Given an $n\times n$ matrix $A$ and a $3\times 3$ matrix $K$. These two matrices are very special : they are both non-negative matrices and the sum of all elements in matrix $K$ is 1 (In order to avoid floating-point error, we will give matrix $K$ in a special way in input).

Now we define a function $C(A,K)$, the value of $C(A,K)$ is also a $n\times n$ matrix and it is calculated below(we use $C$ to abbreviate $C(A,K)$):

$C_{x,y}=\sum_{i=1}^{min(n-x+1,3)}\sum_{j=1}^{min(n-y+1,3)}A_{x+i-1,y+j-1}K_{i,j}$

Now we define $C^{m}(A,K)=C(C^{m-1}(A,K),K)$ and $C^{1}(A,K)=C(A,K)$, Kanade wants to know $lim_{t\rightarrow \infty}C^{t}(A,K)$

It's guaranteed that the answer exists and is an integer matrix.
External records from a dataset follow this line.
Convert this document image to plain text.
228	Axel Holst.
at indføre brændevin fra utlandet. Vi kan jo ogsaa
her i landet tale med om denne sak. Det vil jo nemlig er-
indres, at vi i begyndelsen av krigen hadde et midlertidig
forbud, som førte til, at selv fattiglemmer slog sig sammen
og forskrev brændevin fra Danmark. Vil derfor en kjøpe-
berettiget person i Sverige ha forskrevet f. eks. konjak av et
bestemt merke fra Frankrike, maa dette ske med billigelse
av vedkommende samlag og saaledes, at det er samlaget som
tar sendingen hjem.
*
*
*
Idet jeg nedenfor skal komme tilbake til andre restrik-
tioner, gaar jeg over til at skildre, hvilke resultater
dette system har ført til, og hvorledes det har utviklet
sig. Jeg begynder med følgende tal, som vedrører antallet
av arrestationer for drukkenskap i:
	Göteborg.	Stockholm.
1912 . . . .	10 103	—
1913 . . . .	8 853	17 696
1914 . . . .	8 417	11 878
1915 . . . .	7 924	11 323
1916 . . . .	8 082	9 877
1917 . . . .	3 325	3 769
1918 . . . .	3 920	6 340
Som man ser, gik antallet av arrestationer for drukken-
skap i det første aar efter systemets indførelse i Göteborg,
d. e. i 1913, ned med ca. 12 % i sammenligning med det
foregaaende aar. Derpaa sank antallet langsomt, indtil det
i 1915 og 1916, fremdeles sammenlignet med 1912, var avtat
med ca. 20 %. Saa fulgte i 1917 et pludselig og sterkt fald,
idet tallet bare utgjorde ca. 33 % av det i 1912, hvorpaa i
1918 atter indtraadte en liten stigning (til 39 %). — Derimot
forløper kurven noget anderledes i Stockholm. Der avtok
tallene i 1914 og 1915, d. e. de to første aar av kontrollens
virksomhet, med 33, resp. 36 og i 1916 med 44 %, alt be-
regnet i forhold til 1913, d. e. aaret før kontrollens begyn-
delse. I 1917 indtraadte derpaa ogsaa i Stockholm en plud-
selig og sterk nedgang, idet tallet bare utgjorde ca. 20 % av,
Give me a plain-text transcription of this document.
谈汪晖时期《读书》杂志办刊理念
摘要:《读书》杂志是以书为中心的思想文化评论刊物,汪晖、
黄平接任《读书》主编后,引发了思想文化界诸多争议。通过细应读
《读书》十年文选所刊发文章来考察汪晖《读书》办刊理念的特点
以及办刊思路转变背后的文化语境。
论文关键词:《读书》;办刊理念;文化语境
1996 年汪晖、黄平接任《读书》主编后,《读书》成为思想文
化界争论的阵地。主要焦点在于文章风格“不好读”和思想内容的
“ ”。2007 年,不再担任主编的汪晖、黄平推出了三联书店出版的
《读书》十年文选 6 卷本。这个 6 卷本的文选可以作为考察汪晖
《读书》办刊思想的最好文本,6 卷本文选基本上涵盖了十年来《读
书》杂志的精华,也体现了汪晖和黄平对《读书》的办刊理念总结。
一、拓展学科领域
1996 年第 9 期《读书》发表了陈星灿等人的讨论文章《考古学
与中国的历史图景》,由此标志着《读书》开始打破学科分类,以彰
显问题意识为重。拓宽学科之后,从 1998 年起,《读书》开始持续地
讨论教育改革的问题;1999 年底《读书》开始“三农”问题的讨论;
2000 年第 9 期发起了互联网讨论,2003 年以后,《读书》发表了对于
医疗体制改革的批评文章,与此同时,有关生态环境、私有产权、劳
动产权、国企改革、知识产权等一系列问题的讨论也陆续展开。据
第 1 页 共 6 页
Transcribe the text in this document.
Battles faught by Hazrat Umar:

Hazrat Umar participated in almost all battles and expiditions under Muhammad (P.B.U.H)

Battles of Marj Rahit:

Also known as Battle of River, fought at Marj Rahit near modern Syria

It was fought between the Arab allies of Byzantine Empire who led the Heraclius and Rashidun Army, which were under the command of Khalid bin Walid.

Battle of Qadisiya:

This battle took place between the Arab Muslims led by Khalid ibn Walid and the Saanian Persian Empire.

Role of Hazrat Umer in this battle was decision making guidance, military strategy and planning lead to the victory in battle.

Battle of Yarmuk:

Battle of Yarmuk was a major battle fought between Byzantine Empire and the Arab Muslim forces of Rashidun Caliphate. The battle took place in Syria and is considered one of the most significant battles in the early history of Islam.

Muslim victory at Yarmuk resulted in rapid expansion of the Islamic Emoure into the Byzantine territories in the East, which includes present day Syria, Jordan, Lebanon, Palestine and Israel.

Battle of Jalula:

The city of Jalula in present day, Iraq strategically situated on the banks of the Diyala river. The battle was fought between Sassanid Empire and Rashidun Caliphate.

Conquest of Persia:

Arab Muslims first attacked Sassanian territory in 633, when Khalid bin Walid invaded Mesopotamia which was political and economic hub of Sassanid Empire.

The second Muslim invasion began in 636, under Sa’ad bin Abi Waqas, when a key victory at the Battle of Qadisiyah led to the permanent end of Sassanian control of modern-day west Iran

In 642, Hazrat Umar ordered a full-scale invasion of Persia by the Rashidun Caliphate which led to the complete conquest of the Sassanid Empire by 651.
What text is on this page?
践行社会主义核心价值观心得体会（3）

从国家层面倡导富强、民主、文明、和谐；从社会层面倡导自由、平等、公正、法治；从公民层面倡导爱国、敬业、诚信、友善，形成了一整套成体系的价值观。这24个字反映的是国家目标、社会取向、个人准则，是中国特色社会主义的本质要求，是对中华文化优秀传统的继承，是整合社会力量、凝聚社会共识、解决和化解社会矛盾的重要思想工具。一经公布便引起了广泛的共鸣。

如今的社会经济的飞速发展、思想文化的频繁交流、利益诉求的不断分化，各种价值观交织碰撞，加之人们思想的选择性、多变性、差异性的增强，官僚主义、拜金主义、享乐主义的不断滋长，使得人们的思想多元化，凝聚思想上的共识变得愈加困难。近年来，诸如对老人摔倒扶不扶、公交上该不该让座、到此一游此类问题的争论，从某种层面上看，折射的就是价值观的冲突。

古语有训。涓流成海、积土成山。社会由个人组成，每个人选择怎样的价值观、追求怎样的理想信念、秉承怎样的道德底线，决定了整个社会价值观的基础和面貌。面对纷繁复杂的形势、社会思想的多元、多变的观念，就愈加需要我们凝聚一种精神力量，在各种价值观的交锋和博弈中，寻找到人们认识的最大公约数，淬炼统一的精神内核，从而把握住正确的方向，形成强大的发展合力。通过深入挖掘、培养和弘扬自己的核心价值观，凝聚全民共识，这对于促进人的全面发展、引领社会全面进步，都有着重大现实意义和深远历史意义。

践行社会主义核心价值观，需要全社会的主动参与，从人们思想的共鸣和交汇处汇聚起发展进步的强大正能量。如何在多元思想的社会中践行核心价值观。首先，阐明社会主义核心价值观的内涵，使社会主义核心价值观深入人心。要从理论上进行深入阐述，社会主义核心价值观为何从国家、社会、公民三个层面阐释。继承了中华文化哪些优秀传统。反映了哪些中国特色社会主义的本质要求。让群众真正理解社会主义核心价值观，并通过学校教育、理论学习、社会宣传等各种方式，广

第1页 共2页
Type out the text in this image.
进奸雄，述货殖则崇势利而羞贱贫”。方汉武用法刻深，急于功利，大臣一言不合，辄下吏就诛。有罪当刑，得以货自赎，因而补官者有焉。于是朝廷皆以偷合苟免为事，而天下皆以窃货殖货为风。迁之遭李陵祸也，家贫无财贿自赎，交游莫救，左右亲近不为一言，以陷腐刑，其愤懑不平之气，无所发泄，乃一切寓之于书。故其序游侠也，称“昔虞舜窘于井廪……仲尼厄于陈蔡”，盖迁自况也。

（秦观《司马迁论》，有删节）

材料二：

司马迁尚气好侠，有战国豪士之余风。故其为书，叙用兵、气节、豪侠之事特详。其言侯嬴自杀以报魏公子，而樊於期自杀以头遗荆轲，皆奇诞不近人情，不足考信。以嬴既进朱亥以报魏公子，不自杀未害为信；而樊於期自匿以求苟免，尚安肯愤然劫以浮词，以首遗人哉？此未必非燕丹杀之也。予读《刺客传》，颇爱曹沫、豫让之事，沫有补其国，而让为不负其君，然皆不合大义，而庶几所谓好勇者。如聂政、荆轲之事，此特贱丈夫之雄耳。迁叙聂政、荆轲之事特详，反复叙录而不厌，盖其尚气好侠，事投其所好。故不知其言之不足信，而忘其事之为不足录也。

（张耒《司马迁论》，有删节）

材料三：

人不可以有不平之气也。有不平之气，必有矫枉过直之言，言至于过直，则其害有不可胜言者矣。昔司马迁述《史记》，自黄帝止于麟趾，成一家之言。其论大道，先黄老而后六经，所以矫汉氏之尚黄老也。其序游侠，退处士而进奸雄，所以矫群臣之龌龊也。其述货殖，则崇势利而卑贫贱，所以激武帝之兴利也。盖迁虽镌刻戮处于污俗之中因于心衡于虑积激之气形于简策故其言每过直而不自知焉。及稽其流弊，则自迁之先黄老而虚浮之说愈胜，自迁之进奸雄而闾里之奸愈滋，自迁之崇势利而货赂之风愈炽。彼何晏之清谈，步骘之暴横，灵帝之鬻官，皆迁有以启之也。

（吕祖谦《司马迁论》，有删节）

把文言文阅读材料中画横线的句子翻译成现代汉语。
There are $T$ test cases in this problem.

The first line has one integer $T$.

Then for every test case:

The first line has one integer $n$.

Then there are $n$ lines and each line has $n$ non negative integers. The j-th integer of the i-th row denotes $A_{i,j}$

Then there are $3$ lines and each line has $3$ non negative integers. The j-th integer of the i-th row denotes $K'_{i,j}$

Then $K$ could be derived from $K'$ by the following formula: $$K_{i,j}=K'_{i,j}/(\sum_{x=1}^{3}\sum_{y=1}^{3}K'_{x,y})$$

$1\leq T\leq 100$

$3\leq n\leq 50$

$0\leq A_{i,j}\leq 1000$

$0\leq K'_{i,j}\leq 1000$

$\sum_{x=1}^{3}\sum_{y=1}^{3}K'_{x,y}>0$

For each test case, output the answer matrix by using the same format as the matrix $A$ in input.